NO: Capital. Capital is always the key challenge. Not to sound redundant, but every time our cash flow was in a lurch, we kept looking back and thinking, “Jeez, we were really undercapitalized when we started this.?”

TNJ.com: Are there many Black women in this industry?

NO: Actually, I don’t know of any. I am sure they must be out there. If you are a Black woman working in waste management, recycling, or manufacturing call me! Most of the businesses I deal with are second or third generation family-owned. History tells us who had the social and financial capital to start businesses two to three generations ago, almost exclusively white Americans. With the exception of a few Asian or Latin American immigrants who arrived with capital from their home countries. Nonetheless, I remember being inspired, I remember reading a magazine spread on a Black female executive of a food manufacturing company. She was featured in her pencil skirt, looking strong and serious, leaning against row upon row of stainless steel counters in her company’s huge industrial kitchen. I remember thinking, “That’s real.” I look back and I see how important those images are, how hard it is to imagine something you have never seen. That’s why I have to thank writers like you, and publications like this one, that offer a view of our community that is so often overlooked.

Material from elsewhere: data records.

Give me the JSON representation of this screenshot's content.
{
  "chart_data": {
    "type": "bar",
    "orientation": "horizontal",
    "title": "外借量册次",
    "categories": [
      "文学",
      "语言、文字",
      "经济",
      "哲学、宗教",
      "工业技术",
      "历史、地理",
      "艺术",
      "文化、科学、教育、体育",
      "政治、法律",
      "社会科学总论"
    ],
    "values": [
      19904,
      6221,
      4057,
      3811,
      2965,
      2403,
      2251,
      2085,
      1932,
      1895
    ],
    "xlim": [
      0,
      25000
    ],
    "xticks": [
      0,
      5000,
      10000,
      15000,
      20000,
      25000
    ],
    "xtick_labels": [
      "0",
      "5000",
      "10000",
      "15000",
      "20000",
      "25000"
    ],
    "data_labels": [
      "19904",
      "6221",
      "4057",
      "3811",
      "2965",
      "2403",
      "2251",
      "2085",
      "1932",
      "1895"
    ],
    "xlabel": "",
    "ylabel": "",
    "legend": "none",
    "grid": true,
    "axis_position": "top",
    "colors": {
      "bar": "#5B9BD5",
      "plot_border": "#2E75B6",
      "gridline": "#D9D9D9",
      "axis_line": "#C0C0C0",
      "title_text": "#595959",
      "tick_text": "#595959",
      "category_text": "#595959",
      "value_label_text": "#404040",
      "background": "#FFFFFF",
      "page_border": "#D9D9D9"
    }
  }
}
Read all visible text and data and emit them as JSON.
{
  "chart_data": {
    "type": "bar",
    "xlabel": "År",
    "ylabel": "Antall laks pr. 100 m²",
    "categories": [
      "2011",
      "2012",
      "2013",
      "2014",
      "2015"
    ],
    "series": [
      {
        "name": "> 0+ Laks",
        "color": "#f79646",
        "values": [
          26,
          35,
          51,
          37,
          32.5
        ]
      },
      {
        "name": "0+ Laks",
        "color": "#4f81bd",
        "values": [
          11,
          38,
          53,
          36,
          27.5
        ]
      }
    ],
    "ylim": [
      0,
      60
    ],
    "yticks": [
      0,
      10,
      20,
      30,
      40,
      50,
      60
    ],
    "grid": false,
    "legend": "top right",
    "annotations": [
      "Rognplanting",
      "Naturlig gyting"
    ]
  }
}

TNJ.com: Why is what you do important?

NO: I began with a big environmental mission: diverting oil from landfills, combating our “take, make, waste” economy. I also really wanted to make dignified jobs in my hood, wage labor jobs can be demeaning, especially for the formerly incarcerated and immigrants. I wanted to make sure we were making a place where folks would treat each other like the hard-working and competent adults we are. The people-focused mission has, in fact, become equally, if not more, important than the environmental one. We have come to realize how many employers penalize people who are trapped in a circle of racially-biased criminalization. People miss days for random parole officer raids on their homes, short notice drug testing, court dates, rescheduled appearances; not to mention the health, transportation and childcare shortfalls that plague the working poor. Making space to understand how these systems are failing most Americans helps us to strategize ways to collectively address them. ?

TNJ.com: What has been the biggest business lesson?

NO: It?s nice to tell the bootstrap story in retrospect; but at the time, when I was taking cash advances against my personal credit cards to cover payroll, it wasn’t smart and it wasn’t exciting. My advice: budget well, take a cash-flow management course, think carefully before taking on new products and customers. Above all, you have to believe in what you are doing, or you may not have the heart to stick it out.

TNJ.com: What do you love the most about what you do?

NO: I am a numbers and goal-oriented person. It can be easy to get dragged down by the monotony of payroll and expense reports, so I have to remind myself to do the important numbers. Gallons of oil have been diverted from landfills: 14 million. Pounds of rubber made into new products: 46 million. Number of employees’ children whose parents can provide better food and housing: 52. Number of small business vendors we rely on: 34. Number of people who have finished school and transitioned to better jobs from here: 5. Employees who have bought homes while here: 2. That’s what I love the most.